Skip to content

Architecture

Overview

vLLM Cluster Manager runs three host services and a client agent on each GPU node.

Host services
  • Infra: Postgres + Consul via Docker Compose
  • Backend: FastAPI orchestration API
  • Frontend: React + Vite admin dashboard
Client agent
  • Python service that registers with Consul
  • Creates isolated per-deployment venvs with uv
  • Executes vLLM workloads on the node
  • Reports deployment status, version, and GPU metrics

Service discovery

Consul provides service discovery so the UI and backend can list connected clients.

Data flow

  1. Client registers with Consul.
  2. Backend discovers clients and stores state in Postgres.
  3. UI calls the backend API and subscribes to WebSocket streams for logs and status.
  4. On deploy, the backend proxies the request to the client, which creates an isolated venv, installs the requested vLLM version and extra packages, then starts the vLLM server.
  5. The sync loop periodically polls clients for deployment status and GPU metrics, updating the database.
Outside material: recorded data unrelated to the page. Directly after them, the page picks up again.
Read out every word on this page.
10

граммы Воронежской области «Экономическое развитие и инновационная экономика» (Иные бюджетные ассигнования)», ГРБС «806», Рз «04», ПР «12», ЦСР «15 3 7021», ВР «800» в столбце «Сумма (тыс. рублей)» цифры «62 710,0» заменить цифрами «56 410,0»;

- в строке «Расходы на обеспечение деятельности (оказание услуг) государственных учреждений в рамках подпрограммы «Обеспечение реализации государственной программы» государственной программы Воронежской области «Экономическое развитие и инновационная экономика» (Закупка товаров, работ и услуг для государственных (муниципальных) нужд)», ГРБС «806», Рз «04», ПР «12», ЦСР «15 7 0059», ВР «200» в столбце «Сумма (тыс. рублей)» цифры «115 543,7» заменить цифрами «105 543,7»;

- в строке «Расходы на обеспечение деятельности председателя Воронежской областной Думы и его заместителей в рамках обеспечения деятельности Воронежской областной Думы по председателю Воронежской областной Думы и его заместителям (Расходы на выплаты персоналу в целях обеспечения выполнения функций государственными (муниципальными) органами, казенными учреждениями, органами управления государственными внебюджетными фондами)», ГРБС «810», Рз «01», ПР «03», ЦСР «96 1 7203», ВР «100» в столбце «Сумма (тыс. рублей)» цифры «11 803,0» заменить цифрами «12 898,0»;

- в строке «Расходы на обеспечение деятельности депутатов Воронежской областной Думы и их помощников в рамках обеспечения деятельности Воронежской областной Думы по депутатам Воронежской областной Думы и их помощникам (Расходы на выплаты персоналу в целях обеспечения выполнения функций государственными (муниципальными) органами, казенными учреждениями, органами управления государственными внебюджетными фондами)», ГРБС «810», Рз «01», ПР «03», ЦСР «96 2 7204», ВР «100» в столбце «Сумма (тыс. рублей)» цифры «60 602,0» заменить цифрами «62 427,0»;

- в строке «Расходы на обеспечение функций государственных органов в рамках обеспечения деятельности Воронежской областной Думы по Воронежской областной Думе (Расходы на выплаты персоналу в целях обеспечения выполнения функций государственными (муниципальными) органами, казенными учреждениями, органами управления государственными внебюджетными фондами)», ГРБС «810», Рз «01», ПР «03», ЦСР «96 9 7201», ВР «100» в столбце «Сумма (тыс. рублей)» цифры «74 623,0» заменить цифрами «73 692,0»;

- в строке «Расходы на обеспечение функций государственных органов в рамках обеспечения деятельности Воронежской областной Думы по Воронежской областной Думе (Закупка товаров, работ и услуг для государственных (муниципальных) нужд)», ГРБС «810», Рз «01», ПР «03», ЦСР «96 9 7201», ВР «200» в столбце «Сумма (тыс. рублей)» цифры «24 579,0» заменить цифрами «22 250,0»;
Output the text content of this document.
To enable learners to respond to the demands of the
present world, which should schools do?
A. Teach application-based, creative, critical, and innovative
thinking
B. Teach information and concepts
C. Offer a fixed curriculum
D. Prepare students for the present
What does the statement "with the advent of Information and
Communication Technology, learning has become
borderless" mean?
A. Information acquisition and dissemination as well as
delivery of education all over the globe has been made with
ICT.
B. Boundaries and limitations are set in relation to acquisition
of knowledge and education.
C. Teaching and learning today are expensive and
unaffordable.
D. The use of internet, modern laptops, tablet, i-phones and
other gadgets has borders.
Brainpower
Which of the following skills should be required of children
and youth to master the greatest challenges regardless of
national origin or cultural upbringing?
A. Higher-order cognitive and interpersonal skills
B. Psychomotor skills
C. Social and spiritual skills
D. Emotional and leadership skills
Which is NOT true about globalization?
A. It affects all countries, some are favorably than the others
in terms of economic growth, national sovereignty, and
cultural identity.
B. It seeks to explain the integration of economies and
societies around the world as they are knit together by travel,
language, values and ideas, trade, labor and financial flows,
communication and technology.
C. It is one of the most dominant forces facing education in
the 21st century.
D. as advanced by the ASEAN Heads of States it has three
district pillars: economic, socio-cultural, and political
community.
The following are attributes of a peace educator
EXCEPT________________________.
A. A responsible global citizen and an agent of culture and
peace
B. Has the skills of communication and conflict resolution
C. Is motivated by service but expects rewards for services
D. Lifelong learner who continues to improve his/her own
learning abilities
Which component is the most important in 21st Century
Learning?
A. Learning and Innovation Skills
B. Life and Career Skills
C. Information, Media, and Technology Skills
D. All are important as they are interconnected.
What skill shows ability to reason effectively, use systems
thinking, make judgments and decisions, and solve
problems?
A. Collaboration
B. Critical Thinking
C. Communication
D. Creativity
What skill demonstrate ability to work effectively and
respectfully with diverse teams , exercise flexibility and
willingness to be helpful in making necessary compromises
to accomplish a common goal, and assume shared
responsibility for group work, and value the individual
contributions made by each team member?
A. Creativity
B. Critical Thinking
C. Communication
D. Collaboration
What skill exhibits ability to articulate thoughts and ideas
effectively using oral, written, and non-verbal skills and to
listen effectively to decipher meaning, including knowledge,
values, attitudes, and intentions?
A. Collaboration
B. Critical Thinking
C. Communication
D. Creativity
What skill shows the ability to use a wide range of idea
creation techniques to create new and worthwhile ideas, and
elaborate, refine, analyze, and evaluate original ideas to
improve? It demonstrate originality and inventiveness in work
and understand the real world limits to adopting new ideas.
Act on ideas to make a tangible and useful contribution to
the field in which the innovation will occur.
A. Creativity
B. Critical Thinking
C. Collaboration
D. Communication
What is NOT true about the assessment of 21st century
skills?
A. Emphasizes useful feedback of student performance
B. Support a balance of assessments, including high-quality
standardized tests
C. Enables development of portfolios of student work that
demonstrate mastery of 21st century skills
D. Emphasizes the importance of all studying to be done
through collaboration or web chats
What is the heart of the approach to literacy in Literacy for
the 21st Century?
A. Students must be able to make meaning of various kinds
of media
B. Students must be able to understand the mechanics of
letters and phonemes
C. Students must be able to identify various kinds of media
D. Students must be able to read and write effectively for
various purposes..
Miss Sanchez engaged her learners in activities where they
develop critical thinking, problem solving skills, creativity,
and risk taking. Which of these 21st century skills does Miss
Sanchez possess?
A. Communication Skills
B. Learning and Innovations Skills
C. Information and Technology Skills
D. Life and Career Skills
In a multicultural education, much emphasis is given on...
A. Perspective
If the backend restarts, it rediscovers running deployments from clients automatically.

Ports

Service Default Purpose
Frontend 5173 Web UI (Vite dev server).
Backend 8000 API + WebSockets.
Consul 47528 Host port mapped to Consul HTTP API (container port 8500).
Postgres 5757 Host port mapped to Postgres (container port 5432).
Client 9000 Client agent HTTP server.